The committee recommended the county’s budgetary allocation be slashed by it losing on the fiscal responsibility parameter of the County Allocation of Revenue or releases of nationally collected revenue to the county stopped altogether.
The recommendation, if implemented by the National Treasury and Controller of Budget will deal a huge blow to the county that currently receives the least amount of Exchequer allocations.
In the current financial year, Lamu was allocated Sh2.59 billion— the least allocation—followed by Elgeyo Marakwet Sh3.86 billion, Tharaka Nithi Sh3.92 billion and Laikipia Sh4.17 billion.
In its report, the committee has indicted the county government over several questionable, unexplained and irregular expenditures and non-submission of financial documents to the auditor general.
The committee cited the ‘wasteful and doubtful’ expenditure of Sh6.09 million on legal services. The cash was paid out to a firm that was procured through restricted tendering without any explanation.
“The committee noted that wrong method of procurement was used to identify the provider of legal fees.
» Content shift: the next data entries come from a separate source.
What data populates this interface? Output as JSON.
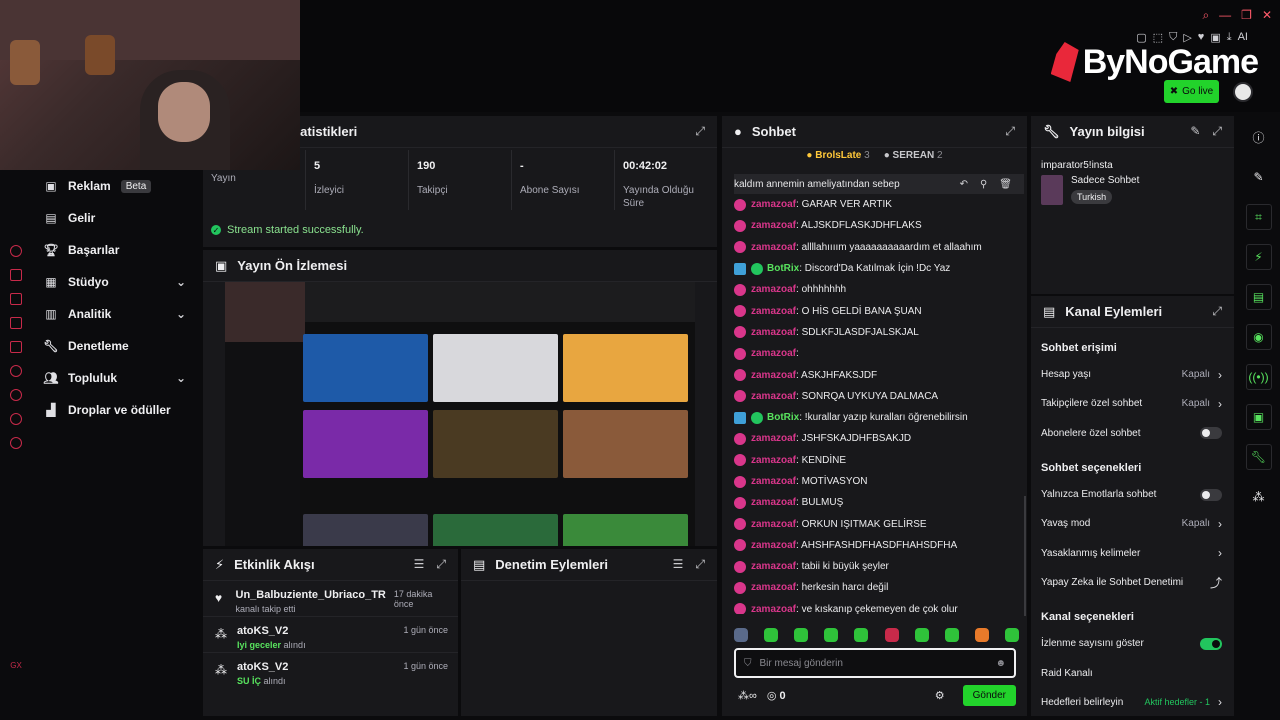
{
  "app": {
    "logo_text": "ByNoGame",
    "go_live_label": "Go live",
    "toolbar_ai_label": "AI"
  },
  "sidebar": {
    "items": [
      {
        "label": "Reklam",
        "badge": "Beta",
        "icon": "ad-icon",
        "expandable": false
      },
      {
        "label": "Gelir",
        "icon": "revenue-icon",
        "expandable": false
      },
      {
        "label": "Başarılar",
        "icon": "trophy-icon",
        "expandable": false
      },
      {
        "label": "Stüdyo",
        "icon": "studio-icon",
        "expandable": true
      },
      {
        "label": "Analitik",
        "icon": "analytics-icon",
        "expandable": true
      },
      {
        "label": "Denetleme",
        "icon": "wrench-icon",
        "expandable": false
      },
      {
        "label": "Topluluk",
        "icon": "community-icon",
        "expandable": true
      },
      {
        "label": "Droplar ve ödüller",
        "icon": "drops-icon",
        "expandable": false
      }
    ],
    "rail_footer": "GX"
  },
  "stats": {
    "title": "İstatistikleri",
    "title_visible": "istatistikleri",
    "items": [
      {
        "value": "",
        "label": "Yayın"
      },
      {
        "value": "5",
        "label": "İzleyici"
      },
      {
        "value": "190",
        "label": "Takipçi"
      },
      {
        "value": "-",
        "label": "Abone Sayısı"
      },
      {
        "value": "00:42:02",
        "label": "Yayında Olduğu Süre"
      }
    ],
    "status": "Stream started successfully."
  },
  "preview": {
    "title": "Yayın Ön İzlemesi"
  },
  "activity": {
    "title": "Etkinlik Akışı",
    "items": [
      {
        "name": "Un_Balbuziente_Ubriaco_TR",
        "sub": "kanalı takip etti",
        "highlight": "",
        "time": "17 dakika önce",
        "icon": "heart-icon"
      },
      {
        "name": "atoKS_V2",
        "sub": "alındı",
        "highlight": "Iyi geceler",
        "time": "1 gün önce",
        "icon": "points-icon"
      },
      {
        "name": "atoKS_V2",
        "sub": "alındı",
        "highlight": "SU İÇ",
        "time": "1 gün önce",
        "icon": "points-icon"
      }
    ]
  },
  "moderation": {
    "title": "Denetim Eylemleri"
  },
  "chat": {
    "title": "Sohbet",
    "pinned": [
      {
        "name": "BrolsLate",
        "count": "3",
        "tier": "gold"
      },
      {
        "name": "SEREAN",
        "count": "2",
        "tier": "silver"
      }
    ],
    "highlighted_message": "kaldım annemin ameliyatından sebep",
    "messages": [
      {
        "user": "zamazoaf",
        "text": ": GARAR VER ARTIK",
        "bot": false
      },
      {
        "user": "zamazoaf",
        "text": ": ALJSKDFLASKJDHFLAKS",
        "bot": false
      },
      {
        "user": "zamazoaf",
        "text": ": allllahıııım yaaaaaaaaaardım et allaahım",
        "bot": false
      },
      {
        "user": "BotRix",
        "text": ": Discord'Da Katılmak İçin !Dc Yaz",
        "bot": true
      },
      {
        "user": "zamazoaf",
        "text": ": ohhhhhhh",
        "bot": false
      },
      {
        "user": "zamazoaf",
        "text": ": O HİS GELDİ BANA ŞUAN",
        "bot": false
      },
      {
        "user": "zamazoaf",
        "text": ": SDLKFJLASDFJALSKJAL",
        "bot": false
      },
      {
        "user": "zamazoaf",
        "text": ":",
        "bot": false
      },
      {
        "user": "zamazoaf",
        "text": ": ASKJHFAKSJDF",
        "bot": false
      },
      {
        "user": "zamazoaf",
        "text": ": SONRQA UYKUYA DALMACA",
        "bot": false
      },
      {
        "user": "BotRix",
        "text": ": !kurallar yazıp kuralları öğrenebilirsin",
        "bot": true
      },
      {
        "user": "zamazoaf",
        "text": ": JSHFSKAJDHFBSAKJD",
        "bot": false
      },
      {
        "user": "zamazoaf",
        "text": ": KENDİNE",
        "bot": false
      },
      {
        "user": "zamazoaf",
        "text": ": MOTİVASYON",
        "bot": false
      },
      {
        "user": "zamazoaf",
        "text": ": BULMUŞ",
        "bot": false
      },
      {
        "user": "zamazoaf",
        "text": ": ORKUN IŞITMAK GELİRSE",
        "bot": false
      },
      {
        "user": "zamazoaf",
        "text": ": AHSHFASHDFHASDFHAHSDFHA",
        "bot": false
      },
      {
        "user": "zamazoaf",
        "text": ": tabii ki büyük şeyler",
        "bot": false
      },
      {
        "user": "zamazoaf",
        "text": ": herkesin harcı değil",
        "bot": false
      },
      {
        "user": "zamazoaf",
        "text": ": ve kıskanıp çekemeyen de çok olur",
        "bot": false
      }
    ],
    "input_placeholder": "Bir mesaj gönderin",
    "points": "0",
    "send_label": "Gönder"
  },
  "stream_info": {
    "title": "Yayın bilgisi",
    "stream_title": "imparator5!insta",
    "category": "Sadece Sohbet",
    "tag": "Turkish"
  },
  "channel_actions": {
    "title": "Kanal Eylemleri",
    "sections": [
      {
        "heading": "Sohbet erişimi",
        "options": [
          {
            "label": "Hesap yaşı",
            "value": "Kapalı",
            "control": "arrow"
          },
          {
            "label": "Takipçilere özel sohbet",
            "value": "Kapalı",
            "control": "arrow"
          },
          {
            "label": "Abonelere özel sohbet",
            "value": "",
            "control": "toggle-off"
          }
        ]
      },
      {
        "heading": "Sohbet seçenekleri",
        "options": [
          {
            "label": "Yalnızca Emotlarla sohbet",
            "value": "",
            "control": "toggle-off"
          },
          {
            "label": "Yavaş mod",
            "value": "Kapalı",
            "control": "arrow"
          },
          {
            "label": "Yasaklanmış kelimeler",
            "value": "",
            "control": "arrow"
          },
          {
            "label": "Yapay Zeka ile Sohbet Denetimi",
            "value": "",
            "control": "external"
          }
        ]
      },
      {
        "heading": "Kanal seçenekleri",
        "options": [
          {
            "label": "İzlenme sayısını göster",
            "value": "",
            "control": "toggle-on"
          },
          {
            "label": "Raid Kanalı",
            "value": "",
            "control": "none"
          },
          {
            "label": "Hedefleri belirleyin",
            "value": "Aktif hedefler - 1",
            "control": "arrow"
          }
        ]
      }
    ]
  }
}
Further, the payment for legal fees was done in advance before rendering of service, which was highly irregular,” reads the report.
Further, the county could not explain the expenditure of Sh5.29 million on the maintenance of vehicles. Another Sh9.69 million spent on the purchase of certified seeds were not supported.
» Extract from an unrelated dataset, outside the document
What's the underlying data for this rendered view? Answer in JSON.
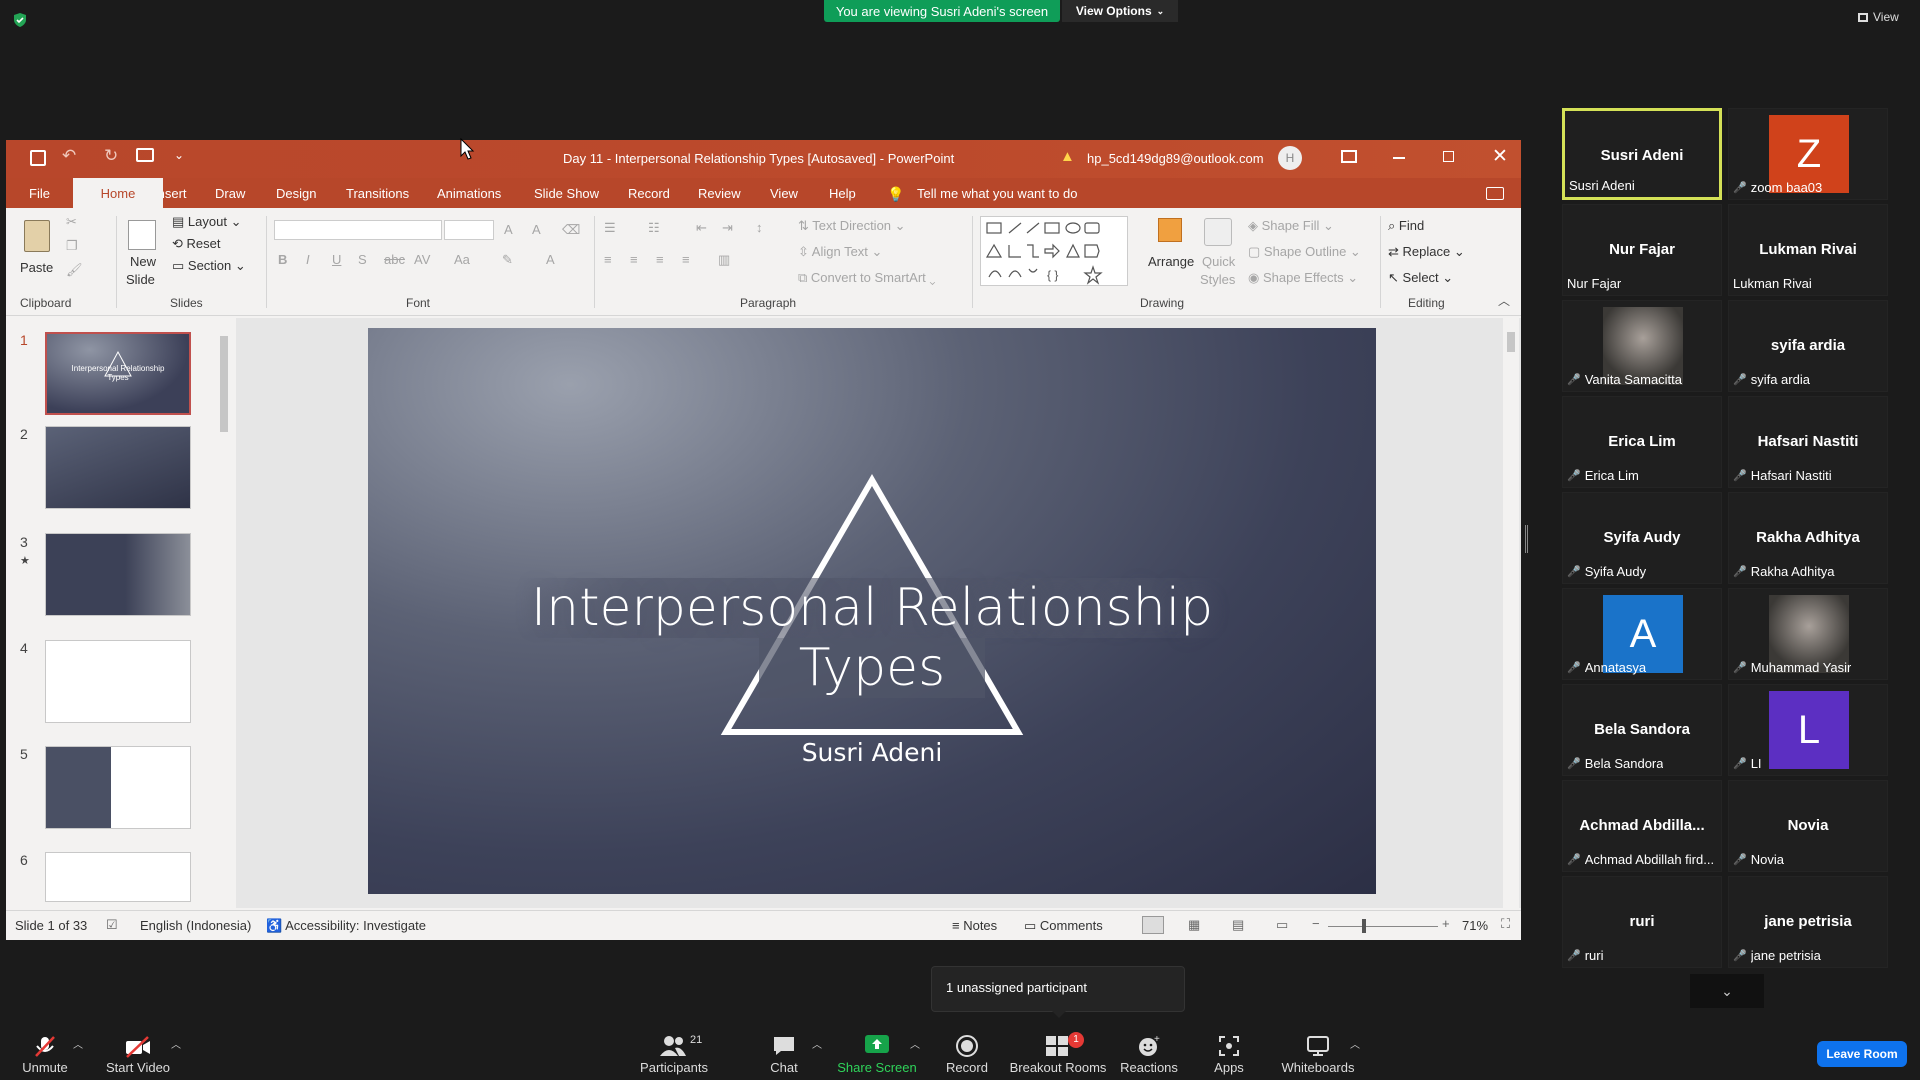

“The committee observed that there was a breach of procurement law and procedures which may have resulted to loss of public funds,” the committee noted.
The committee also established that the county government could not substantiate expenditure of Sh12.26 million allegedly on purchase of office furniture and general equipment as there were no supporting documents.
In addition, the committee has put the county finance officials on the spot for operating 22 bank accounts with 11 of them at commercial banks.
The county also handpicked a supplier when it procured a governor’s official car – Nissan Patrol LE 2015 at a cost of Sh13.53 million.
“The committee noted the manner in which the county abuses single-sourcing method of procurement, in addition to flouting laid down procurement rules, guidelines and procedures,” the report says.
The county was also indicted for failure to explain expenditure of Sh15.35 million on purchase of specialised plant, equipment and machinery. “The committee recommends that the county governor and CEC finance should observe strict adherence to the law.”